Vision Quest

Feb 20, 2022 13:40

5:00 AM:

Alarm goes off. Hits snooze. This repeats for an hour.

6:00 AM:

Wakes up. WHOOO!!! VISION QUEST DAYYYYY!

6:05 AM:

Eats a mushroom cap. Pees. Starts walking towards gas station for coffee and water.

6:37 AM:

Sips coffee. Looks at the other mushroom. “Fuck it. Let’s go.” Eats other mushroom.

6:54 AM:

Ok. Let’s see how long it takes to climb that mountain.

6:58 AM:

Hits a fence, turns around.

7:15 AM:

Lights a cig on top of the mountain. “That…did not take as long as expected.”

7:25 AM:

“Ope. Feeling a lil funny. The world is twinkling. Time to go explore.”

7:40 AM:

Finds abandoned mine. Nips moonshine. Takes pictures. Spills coffee.

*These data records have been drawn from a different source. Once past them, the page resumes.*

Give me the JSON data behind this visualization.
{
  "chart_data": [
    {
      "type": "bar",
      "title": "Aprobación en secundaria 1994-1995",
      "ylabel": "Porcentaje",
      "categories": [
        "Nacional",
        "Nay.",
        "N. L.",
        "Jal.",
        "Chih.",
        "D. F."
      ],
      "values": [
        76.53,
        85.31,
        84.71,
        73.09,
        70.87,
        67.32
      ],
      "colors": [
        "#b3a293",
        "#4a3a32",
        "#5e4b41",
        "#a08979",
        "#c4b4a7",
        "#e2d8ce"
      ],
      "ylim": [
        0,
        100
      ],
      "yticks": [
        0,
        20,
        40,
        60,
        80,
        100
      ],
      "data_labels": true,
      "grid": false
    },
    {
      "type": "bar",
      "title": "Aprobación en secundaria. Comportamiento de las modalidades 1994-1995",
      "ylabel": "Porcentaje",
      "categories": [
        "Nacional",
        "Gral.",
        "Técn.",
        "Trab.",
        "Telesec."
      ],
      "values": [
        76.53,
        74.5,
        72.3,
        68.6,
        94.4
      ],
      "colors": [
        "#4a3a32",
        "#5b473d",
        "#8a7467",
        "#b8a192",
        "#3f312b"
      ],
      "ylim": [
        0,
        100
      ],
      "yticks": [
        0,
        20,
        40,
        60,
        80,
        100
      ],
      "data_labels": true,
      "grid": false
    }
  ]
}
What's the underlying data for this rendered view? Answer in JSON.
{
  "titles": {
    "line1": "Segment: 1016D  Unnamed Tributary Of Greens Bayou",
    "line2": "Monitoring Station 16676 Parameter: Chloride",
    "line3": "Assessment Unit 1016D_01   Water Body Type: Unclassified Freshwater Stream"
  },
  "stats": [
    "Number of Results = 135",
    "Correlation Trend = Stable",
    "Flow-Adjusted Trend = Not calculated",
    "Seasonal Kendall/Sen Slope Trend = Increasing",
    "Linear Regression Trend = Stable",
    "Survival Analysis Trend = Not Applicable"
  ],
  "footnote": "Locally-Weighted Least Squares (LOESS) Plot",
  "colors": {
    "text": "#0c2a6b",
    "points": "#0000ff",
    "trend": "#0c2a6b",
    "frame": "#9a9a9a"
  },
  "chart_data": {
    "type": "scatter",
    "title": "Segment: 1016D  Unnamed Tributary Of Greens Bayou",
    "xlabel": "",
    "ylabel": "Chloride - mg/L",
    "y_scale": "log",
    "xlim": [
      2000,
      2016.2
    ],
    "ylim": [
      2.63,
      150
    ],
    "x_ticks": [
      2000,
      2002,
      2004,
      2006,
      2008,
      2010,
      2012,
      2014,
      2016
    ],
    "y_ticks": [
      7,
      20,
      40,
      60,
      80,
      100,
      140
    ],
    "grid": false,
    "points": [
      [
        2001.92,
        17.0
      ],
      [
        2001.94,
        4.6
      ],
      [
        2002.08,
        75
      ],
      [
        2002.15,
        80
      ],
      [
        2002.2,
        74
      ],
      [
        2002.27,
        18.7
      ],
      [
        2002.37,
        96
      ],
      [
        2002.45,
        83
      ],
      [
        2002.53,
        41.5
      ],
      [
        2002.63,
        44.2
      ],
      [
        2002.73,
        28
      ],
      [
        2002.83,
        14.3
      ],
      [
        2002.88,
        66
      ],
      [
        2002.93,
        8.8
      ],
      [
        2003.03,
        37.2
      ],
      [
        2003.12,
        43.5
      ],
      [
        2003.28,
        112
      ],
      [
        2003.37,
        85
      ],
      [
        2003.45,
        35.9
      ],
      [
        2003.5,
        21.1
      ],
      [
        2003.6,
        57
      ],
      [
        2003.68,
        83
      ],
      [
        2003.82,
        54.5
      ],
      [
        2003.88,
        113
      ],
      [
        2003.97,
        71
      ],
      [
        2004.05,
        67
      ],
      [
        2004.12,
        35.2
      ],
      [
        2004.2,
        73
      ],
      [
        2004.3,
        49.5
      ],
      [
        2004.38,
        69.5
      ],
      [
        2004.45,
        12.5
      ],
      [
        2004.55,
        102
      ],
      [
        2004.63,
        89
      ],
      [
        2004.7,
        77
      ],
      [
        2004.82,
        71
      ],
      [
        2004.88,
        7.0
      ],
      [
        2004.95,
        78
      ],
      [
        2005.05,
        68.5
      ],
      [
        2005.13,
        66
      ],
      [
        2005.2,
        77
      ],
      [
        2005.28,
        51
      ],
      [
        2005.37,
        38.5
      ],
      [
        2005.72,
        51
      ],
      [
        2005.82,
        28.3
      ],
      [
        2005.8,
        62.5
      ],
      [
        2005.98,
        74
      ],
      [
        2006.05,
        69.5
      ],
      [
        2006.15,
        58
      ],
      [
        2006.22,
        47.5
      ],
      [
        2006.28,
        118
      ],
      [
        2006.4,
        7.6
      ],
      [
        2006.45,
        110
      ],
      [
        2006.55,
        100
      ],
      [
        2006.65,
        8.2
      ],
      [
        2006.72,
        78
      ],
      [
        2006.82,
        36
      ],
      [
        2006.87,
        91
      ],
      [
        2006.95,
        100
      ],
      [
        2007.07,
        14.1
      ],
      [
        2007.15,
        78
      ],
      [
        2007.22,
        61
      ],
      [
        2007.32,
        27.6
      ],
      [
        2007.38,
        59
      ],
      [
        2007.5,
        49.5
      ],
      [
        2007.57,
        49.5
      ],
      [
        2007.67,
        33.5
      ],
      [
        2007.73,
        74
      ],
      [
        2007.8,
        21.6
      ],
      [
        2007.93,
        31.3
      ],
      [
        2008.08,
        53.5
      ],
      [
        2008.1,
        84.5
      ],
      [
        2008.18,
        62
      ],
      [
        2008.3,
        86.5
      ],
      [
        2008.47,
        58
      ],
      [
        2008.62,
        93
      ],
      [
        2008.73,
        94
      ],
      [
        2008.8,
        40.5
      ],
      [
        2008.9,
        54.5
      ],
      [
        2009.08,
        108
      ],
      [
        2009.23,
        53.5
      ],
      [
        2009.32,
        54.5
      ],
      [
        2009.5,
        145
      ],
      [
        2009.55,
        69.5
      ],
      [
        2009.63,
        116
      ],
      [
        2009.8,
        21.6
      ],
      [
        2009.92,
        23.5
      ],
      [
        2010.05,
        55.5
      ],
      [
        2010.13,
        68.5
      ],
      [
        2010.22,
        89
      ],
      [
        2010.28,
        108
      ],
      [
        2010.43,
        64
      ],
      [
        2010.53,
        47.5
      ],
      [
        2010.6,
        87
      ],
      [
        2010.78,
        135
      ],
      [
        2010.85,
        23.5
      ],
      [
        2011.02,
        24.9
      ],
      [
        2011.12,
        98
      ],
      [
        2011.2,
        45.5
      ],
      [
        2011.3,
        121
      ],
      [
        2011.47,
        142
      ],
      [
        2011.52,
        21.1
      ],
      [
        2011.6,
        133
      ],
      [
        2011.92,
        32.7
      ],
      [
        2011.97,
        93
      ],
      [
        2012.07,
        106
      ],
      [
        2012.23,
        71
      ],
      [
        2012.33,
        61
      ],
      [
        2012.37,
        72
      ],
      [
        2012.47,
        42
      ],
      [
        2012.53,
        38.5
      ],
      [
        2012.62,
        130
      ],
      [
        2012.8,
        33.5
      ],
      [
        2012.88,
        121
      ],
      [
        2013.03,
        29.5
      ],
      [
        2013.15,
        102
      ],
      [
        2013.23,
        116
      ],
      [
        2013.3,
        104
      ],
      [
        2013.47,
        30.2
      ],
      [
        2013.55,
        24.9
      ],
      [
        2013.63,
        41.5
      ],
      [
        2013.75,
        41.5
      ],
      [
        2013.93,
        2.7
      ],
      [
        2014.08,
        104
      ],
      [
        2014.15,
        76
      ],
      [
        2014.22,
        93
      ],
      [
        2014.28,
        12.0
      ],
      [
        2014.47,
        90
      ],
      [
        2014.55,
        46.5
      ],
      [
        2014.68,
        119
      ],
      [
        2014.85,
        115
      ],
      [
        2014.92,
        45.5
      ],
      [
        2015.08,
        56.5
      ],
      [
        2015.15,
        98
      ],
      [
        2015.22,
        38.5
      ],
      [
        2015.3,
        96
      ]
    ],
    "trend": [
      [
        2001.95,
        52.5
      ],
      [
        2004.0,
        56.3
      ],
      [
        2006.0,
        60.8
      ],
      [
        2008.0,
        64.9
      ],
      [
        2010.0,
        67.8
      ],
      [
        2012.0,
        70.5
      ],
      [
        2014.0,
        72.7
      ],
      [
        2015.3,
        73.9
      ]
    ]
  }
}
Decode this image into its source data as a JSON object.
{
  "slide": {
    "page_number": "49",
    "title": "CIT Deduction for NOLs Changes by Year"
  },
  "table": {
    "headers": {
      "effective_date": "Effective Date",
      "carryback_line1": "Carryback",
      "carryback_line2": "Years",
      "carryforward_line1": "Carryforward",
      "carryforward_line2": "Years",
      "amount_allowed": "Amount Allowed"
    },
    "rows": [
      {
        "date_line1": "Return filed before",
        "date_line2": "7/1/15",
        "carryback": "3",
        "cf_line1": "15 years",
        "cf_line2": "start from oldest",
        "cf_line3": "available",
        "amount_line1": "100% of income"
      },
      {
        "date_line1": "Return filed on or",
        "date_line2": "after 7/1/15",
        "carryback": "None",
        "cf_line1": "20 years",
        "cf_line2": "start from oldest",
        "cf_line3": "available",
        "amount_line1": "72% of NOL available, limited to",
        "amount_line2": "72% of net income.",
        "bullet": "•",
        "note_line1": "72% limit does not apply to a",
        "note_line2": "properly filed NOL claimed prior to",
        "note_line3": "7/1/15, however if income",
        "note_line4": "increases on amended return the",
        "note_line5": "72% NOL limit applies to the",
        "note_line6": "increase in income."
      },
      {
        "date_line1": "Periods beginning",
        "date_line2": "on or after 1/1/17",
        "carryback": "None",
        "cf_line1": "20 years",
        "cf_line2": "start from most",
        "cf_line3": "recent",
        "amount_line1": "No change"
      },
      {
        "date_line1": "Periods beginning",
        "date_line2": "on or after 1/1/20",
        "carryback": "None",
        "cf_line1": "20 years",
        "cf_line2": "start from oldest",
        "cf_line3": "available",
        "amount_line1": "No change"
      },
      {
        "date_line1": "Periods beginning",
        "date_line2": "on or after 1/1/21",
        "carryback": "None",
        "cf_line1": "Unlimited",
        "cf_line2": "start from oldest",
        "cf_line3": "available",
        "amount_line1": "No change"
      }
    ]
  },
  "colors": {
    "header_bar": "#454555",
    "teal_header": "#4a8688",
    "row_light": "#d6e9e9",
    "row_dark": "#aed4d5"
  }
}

8:00 AM: “…Imma just walk that way into the desert and see what happens. What’s that over there? How far is that? Let’s find out.”

9:00 AM:

On a completely different mountain. Feelin’ great about everything.

9:10 AM:

“I should climb another mountain. I also should have eaten more mushroom.”

9:25 AM:

“That mountain was easy. I should climb another mountain. I totally should have eaten more mushrooms.”

9:37 AM:

“THATS THE BIGGEST MOUNTAIN!!! These were easy. That can’t be as big as it looks. Should I try it?”

9:40 AM:

“I’m gonna climb the biggest mountain. No problem. I can be back down by noon.”

9:45 AM

“OUCH!!! Fuckin thorns. Wait what is that. GLASS?! In the desert? Seriously. Is this a sign? Should I not climb that mountain?”

9:48 AM:

Gets glass out of flip flop. “FUCK THAT. Not a sign. Let’s climb this mountain. Which path should I take. There’s a wash. There’s another wash. But I think if I go right here it’s the quickest way up to the spine and it looks like there’s a switchback. I should have eaten more mushrooms…”

9:56 AM:

“Ok. Ok. Watch your step. Just get to that red cactus and it looks like it levels out.”

10:15:

Gets to red cactus. It does not level out, gets steeper.

10:18 AM:

“Holy shit holy shit holy shit. Don’t look backwards. Just keep going forward. DONT LOOK DOWN. I’m so glad I didn’t eat more mushrooms.” Takes big furry coat off.

10:20: Throws big furry coat up. Climbs to it. Repeat for several minutes.

10:50 AM:

“I fucked up.”

10:52 AM:

“There is uhhhh…not a way down. And no good way to continue up. Am…am I stuck? How much does a helicopter ride cost? What the fuck was I thinking. Should have listened to that glass in my shoe. I am totally still trippin. This is how I die. For sure. Like, makes waaaaay too much sense. Falling of a mountain? Yup. That’s it. Better make a Facebook post so they know where to look for my corpse.”

11:10 AM:

“Ok seriously though. How am I gonna get down? NOT the way I just came. No way. Impossible. That almost looks like a level down there, but what’s past it? Another cliff? Fuuuuuck man. Ok. I gotta try.” Throws coat. Scoots down cliff side towards it.

11:15 AM:

Throws coat. Scoots down cliff side towards it. Tries not to cause a rockslide. Has panic attack. Repeat many times.

11:30 AM:

steadily grounded in wash. Stands upright. “fuuuuuuck ok. Phew. That was close.” Nips moonshine.

11:53 AM:

Calls Justeen. Goes off about epic tale.

12:15 PM:

“I need a sandwich.”

12:30 PM:

Eats tuna sandwich.

12:45 PM:

Returns to RV a changed man. Need to make a few phone calls and tell people how much I love em. Mushrooms have pretty much completely worn off. VISION QUEST SUCCESS.